For a few moments they sat very still, not looking at each other.
Presently he said: "It was a fool of a will. He was a most disagreeable old man."
"_I_ never saw him."
"Nor I. They say he was a terror. But he had a sense of humour--a grim and acrid one--the cynic's idea of wit. No doubt he enjoyed it. No doubt he is enjoying this very scene between you and me--if he's anywhere within sight or hearing----"
"Don't say that!" she exclaimed, almost violently. "It is horrible enough on this island without hinting of ghosts."
"Ghosts? Of course there are ghosts. But I'd rather have my bungalow full of 'em than full of scorpions."
"We differ," she said coldly.
Silence fell again, and again was broken by Gray.
"Certainly the old fellow had a sense of humour," he insisted; "the will he left was one huge joke on every relative who had expectations.
Imagine all that buzzard family of his who got nothing to amount to anything; and all those distant relatives who expected nothing and got almost everything!"
"Do you think that was humourous?"
"Yes; don't you? And I think what he did about you and me was really very funny. Don't you?"
"Why is it funny for a very horrid old man to make a will full of grim jokes and jests, and take that occasion to tell everybody exactly what he thinks of everybody?"
"He said nothing disagreeable about _us_ that I recollect," remarked Gray, laughing.
Pouring sand between her fingers, she said:
"I remember very well how he mentioned us. He said that he had never seen either one of us, and was glad of it. He said that as I was an orphan with no money, and that as you were similarly situated, and that as neither you nor I had brains enough to ever make any, he would leave his coquina quarry to that one of us who had brains enough to get here first and stake the claim. Do you call that an agreeable manner of making a bequest?"
Gray laughed easily: "_I_ don't care what he thought about my intellectual capacity."
"I suppose that I don't either. And anyway the bequest may be valuable."
"There is no doubt about that," said Gray.
She let her brown eyes rest thoughtfully on the ocean.
"I think," she said, "that I shall dispose of it at once."
"The dog?" he asked politely.
Her pretty, hostile eyes met his:
"The quarry," she replied calmly.
"Good Lord!" he exclaimed. "Do you think also that _you_ arrived at the quarry before I arrived?"

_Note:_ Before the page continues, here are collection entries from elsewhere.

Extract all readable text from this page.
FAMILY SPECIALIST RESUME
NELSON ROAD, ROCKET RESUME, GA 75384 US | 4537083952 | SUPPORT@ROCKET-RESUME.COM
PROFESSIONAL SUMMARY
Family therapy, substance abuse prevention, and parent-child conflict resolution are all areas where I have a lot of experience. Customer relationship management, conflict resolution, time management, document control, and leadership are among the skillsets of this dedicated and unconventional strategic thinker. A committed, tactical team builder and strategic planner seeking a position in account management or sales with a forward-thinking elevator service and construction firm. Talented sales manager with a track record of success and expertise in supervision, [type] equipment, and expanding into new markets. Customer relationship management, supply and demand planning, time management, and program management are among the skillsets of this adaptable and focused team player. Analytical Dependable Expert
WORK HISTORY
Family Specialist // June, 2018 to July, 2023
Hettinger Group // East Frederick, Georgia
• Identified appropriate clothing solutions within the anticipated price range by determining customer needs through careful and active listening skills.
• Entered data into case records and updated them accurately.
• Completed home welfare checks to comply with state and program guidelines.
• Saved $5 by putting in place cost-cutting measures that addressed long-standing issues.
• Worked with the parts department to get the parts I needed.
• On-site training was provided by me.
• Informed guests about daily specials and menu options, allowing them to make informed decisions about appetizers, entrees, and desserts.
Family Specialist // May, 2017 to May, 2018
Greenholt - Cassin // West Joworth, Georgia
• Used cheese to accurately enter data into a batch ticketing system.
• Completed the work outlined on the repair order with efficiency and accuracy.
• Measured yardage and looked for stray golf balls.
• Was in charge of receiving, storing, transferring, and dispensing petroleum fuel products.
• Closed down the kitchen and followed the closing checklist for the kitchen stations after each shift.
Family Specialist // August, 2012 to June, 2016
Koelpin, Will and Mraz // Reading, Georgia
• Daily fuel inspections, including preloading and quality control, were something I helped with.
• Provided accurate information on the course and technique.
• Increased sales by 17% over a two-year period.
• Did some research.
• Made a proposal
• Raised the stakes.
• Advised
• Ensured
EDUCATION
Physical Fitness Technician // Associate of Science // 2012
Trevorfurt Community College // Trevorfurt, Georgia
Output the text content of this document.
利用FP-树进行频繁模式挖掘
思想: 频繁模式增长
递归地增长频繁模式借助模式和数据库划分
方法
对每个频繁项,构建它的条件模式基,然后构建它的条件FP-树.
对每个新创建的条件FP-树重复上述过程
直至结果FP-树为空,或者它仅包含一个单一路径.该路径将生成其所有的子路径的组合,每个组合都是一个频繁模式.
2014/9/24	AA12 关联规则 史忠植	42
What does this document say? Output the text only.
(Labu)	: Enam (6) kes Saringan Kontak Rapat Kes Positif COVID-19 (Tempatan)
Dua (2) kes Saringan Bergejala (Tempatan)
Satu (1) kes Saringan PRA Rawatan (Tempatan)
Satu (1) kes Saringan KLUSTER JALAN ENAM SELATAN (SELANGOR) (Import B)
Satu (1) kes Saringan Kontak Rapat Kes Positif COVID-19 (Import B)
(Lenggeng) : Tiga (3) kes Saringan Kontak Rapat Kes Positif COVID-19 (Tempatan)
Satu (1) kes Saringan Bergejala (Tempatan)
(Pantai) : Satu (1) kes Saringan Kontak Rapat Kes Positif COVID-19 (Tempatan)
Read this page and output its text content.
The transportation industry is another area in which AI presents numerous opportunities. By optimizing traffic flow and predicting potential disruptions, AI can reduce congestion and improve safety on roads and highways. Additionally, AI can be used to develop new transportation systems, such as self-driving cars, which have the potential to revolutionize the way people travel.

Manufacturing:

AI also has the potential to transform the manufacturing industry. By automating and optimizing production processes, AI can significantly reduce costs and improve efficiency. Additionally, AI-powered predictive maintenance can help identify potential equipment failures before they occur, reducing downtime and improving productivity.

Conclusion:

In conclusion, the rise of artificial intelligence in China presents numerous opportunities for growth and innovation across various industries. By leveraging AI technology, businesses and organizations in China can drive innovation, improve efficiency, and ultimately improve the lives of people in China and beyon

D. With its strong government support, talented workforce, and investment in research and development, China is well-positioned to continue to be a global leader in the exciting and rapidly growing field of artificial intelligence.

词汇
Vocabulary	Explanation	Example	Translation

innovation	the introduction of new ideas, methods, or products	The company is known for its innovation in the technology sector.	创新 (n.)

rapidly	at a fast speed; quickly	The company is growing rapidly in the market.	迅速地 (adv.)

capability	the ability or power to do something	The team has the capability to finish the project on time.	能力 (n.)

"You will find my stake with its written notice sticking in the sand on the eastern edge of the quarry, about a hundred yards south of my bungalow!"
"_My_ notice is very carefully staked on the western edge of the quarry about the same distance from my bungalow," he said. "I placed it there yesterday evening."
"I also placed my notice there yesterday evening!"
"By what train did you come?"
"By the Verbena Special. It arrived at St. Augustine yesterday at four o'clock in the afternoon."
"_I_ also came on that train."
"I," she said, "waited in St. Augustine only long enough to telephone for servants, and then I jumped into a victoria and drove over the causeway to the eastern end of the quarry."
"I did exactly the same," he insisted, "only I drove to the western end of the quarry. What time did you set your notice?"
"I don't know exactly. It was just about dusk."
"It was just about dusk when I drove in _my_ stake!"